According to the club, Gentry’s termination was part of a cost-cutting restructuring. However, Gentry testified at trial that when she met with a company executive after her termination, he informed her that Manner, the general manager, admitted to terminating Gentry because of issues with her ankle and because she could be a liability to the club. Notably, Gentry presented testimony from the EEOC investigator on her charge of discrimination, confirming that during his interviews, the company executive reiterated the statements by Manner that Gentry was “let go due to her disability and her liability to the club.”
Ultimately, the jury found for Gentry on some of her claims, but found for the club and East West on the claim for disability discrimination. Gentry appealed to the Fourth Circuit Court of Appeals.
The issue on appeal was the burden of proof for a disability discrimination claim. Gentry argued the trial court improperly instructed the jury that she had to prove that “but for” her disability, she would not have been terminated. Gentry asserted that the trial court should have used the standard for Title VII discrimination claims and that her disability need only have been a “motivating factor” in the termination decision.
The Fourth Circuit disagreed, refusing to apply the more lenient “motivating factor” standard from Title VII to ADA claims. The court determined that the relevant language from Title VII – which states that “motivating factor” is the appropriate standard for claims alleging race, color, religion, sex, or national origin discrimination – is inapplicable in ADA cases. The ADA bars discrimination “on the basis of” a disability.
According to the court, the U.S. Supreme Court’s reasoning in Gross v. FBL Financial Services, Inc., 557 U.S. 167 (2009), a case involving a claim under the Age Discrimination in Employment Act (ADEA), supports using the more exacting standard of proof for claims under the ADA. Specifically, the ADEA bars discrimination “because of” an individual’s age. In Gross v. FBL Financial Services, Inc., the Supreme Court held that the “because of” language means an ADEA plaintiff must prove age was the “but for” cause of the employer’s decision. 557 U.S. 167, 176 (2009).
Similarly, in Gentry’s case, the Fourth Circuit explained there is “no meaningful textual difference” between “because of” and “on the basis of.” Thus, ADA plaintiffs, like ADEA plaintiffs, must meet the higher “but for” standard of proof. Consequently, the Fourth Circuit found the trial court’s jury instructions to be correct and upheld the verdict on Gentry’s ADA claim.
The Gentry case provides a modest victory for employers.

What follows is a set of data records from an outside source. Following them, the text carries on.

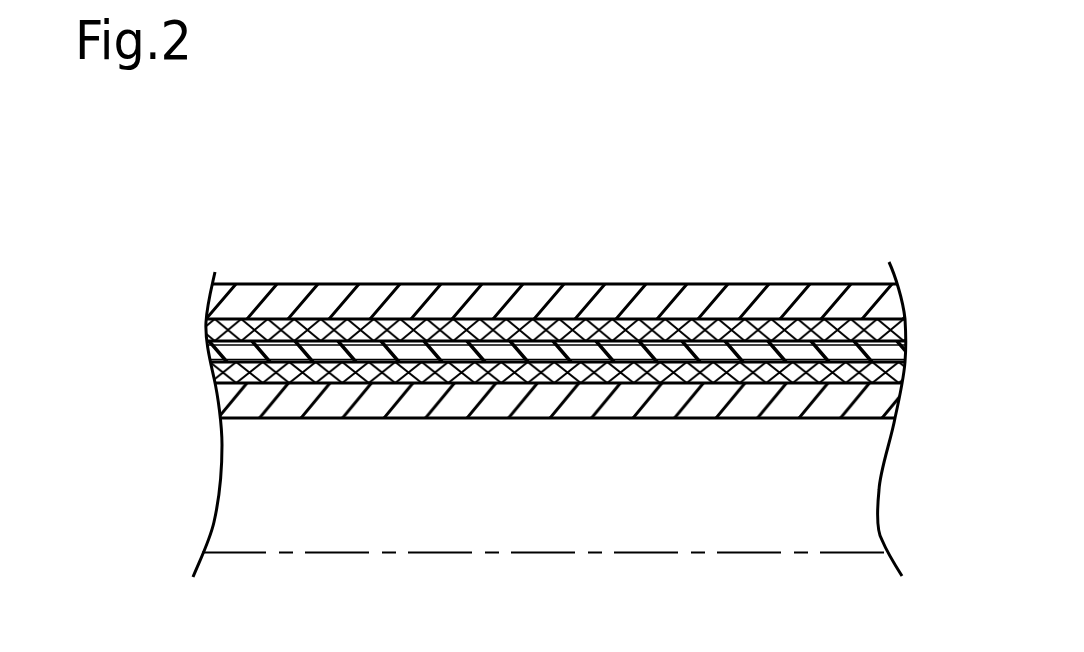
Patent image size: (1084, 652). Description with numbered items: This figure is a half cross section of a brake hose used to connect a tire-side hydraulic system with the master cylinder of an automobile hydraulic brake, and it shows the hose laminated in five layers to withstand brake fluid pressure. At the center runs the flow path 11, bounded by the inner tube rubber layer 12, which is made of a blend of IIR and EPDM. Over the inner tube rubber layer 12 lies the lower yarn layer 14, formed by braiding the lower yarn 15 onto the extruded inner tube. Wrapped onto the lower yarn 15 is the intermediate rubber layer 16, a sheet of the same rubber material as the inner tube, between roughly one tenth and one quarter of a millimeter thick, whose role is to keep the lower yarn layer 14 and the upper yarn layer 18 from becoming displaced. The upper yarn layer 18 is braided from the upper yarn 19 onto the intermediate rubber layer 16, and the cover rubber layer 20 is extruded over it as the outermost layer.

The flow path 11 is at (228, 485).
The inner tube rubber layer 12 is at (216, 400).
The lower yarn layer 14 is at (486, 388).
The lower yarn 15 is at (210, 375).
The intermediate rubber layer 16 is at (210, 354).
The upper yarn layer 18 is at (487, 315).
The upper yarn 19 is at (208, 330).
The cover rubber layer 20 is at (247, 296).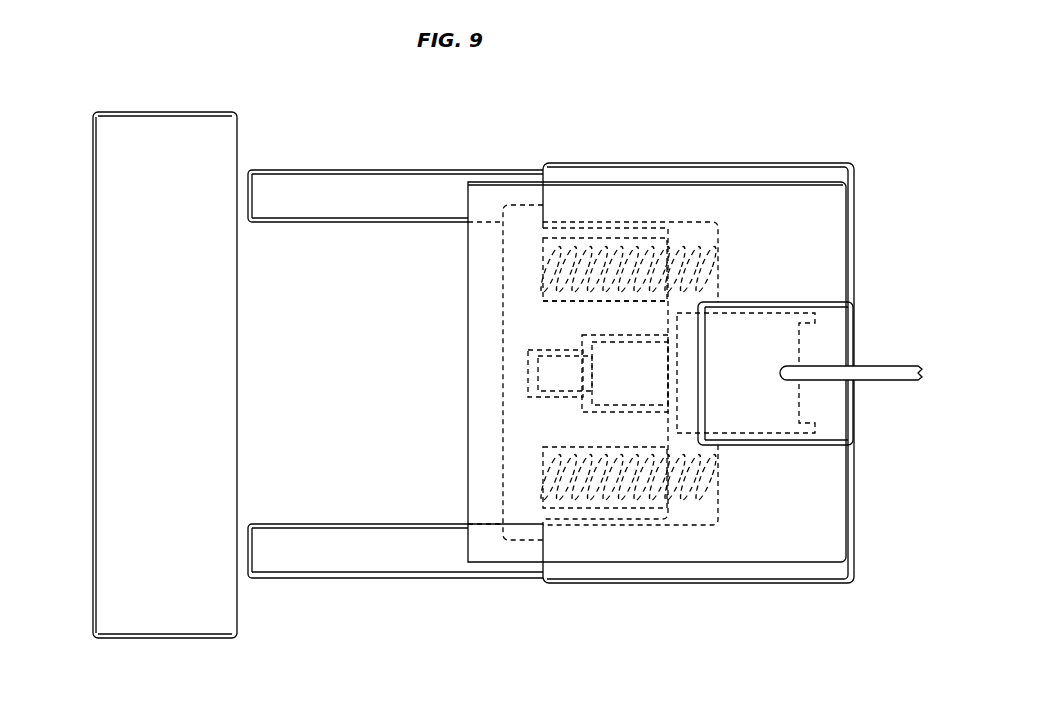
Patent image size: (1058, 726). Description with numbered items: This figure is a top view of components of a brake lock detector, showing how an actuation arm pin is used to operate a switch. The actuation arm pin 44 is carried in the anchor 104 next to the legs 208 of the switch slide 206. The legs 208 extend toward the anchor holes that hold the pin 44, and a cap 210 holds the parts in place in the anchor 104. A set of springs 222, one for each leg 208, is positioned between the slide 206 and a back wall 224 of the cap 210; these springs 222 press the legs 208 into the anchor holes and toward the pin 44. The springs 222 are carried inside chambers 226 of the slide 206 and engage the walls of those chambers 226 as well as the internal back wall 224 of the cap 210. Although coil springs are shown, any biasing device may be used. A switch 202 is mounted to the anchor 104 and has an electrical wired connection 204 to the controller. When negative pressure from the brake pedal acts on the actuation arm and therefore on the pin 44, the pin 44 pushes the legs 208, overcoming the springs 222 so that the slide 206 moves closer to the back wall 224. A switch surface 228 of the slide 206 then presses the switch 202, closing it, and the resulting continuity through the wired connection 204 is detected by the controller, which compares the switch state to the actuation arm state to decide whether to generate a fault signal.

The pin 44 is at (108, 217).
The anchor 104 is at (670, 334).
The switch 202 is at (800, 397).
The electrical wired connection 204 is at (887, 364).
The switch slide 206 is at (503, 272).
The legs 208 is at (367, 187).
The cap 210 is at (673, 170).
The springs 222 is at (714, 246).
The back wall 224 is at (718, 252).
The chambers 226 is at (577, 303).
The switch surface 228 is at (528, 375).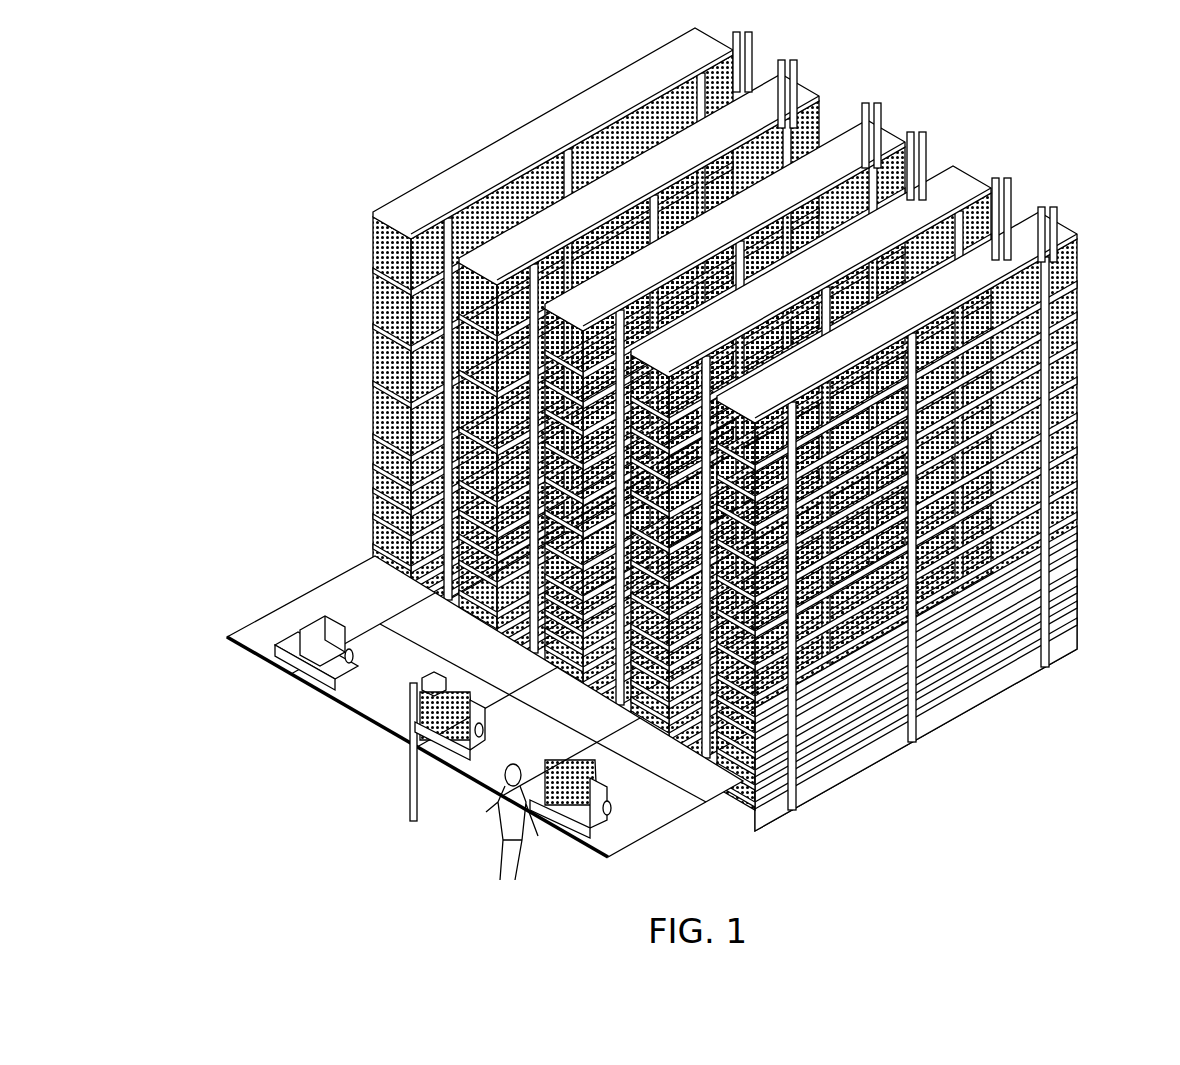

Going forward, employees with disability-based discrimination claims will have a tougher path if they were terminated for reasons entirely unrelated to a disability or if their alleged disability played only a minor role in the employer’s adverse decision. Importantly, however, “but for” does not mean “the only” or “sole” reason. In other words, ADA plaintiffs do not have to show that their alleged disability was the only reason they were terminated or otherwise discriminated against.
Perhaps of equal importance, this case illustrates again that employers faced with an EEOC charge should retain experienced employment counsel. A company’s first statements to the EEOC – like those made by the executive in the Gentry case – are critically important in shaping the company’s defense. Mistakes made during the initial stages of an EEOC investigation can and do haunt employers years later when the case finally winds its way to trial. Avoiding those mistakes, and the resulting consequences, can make the difference between courtroom success and failure.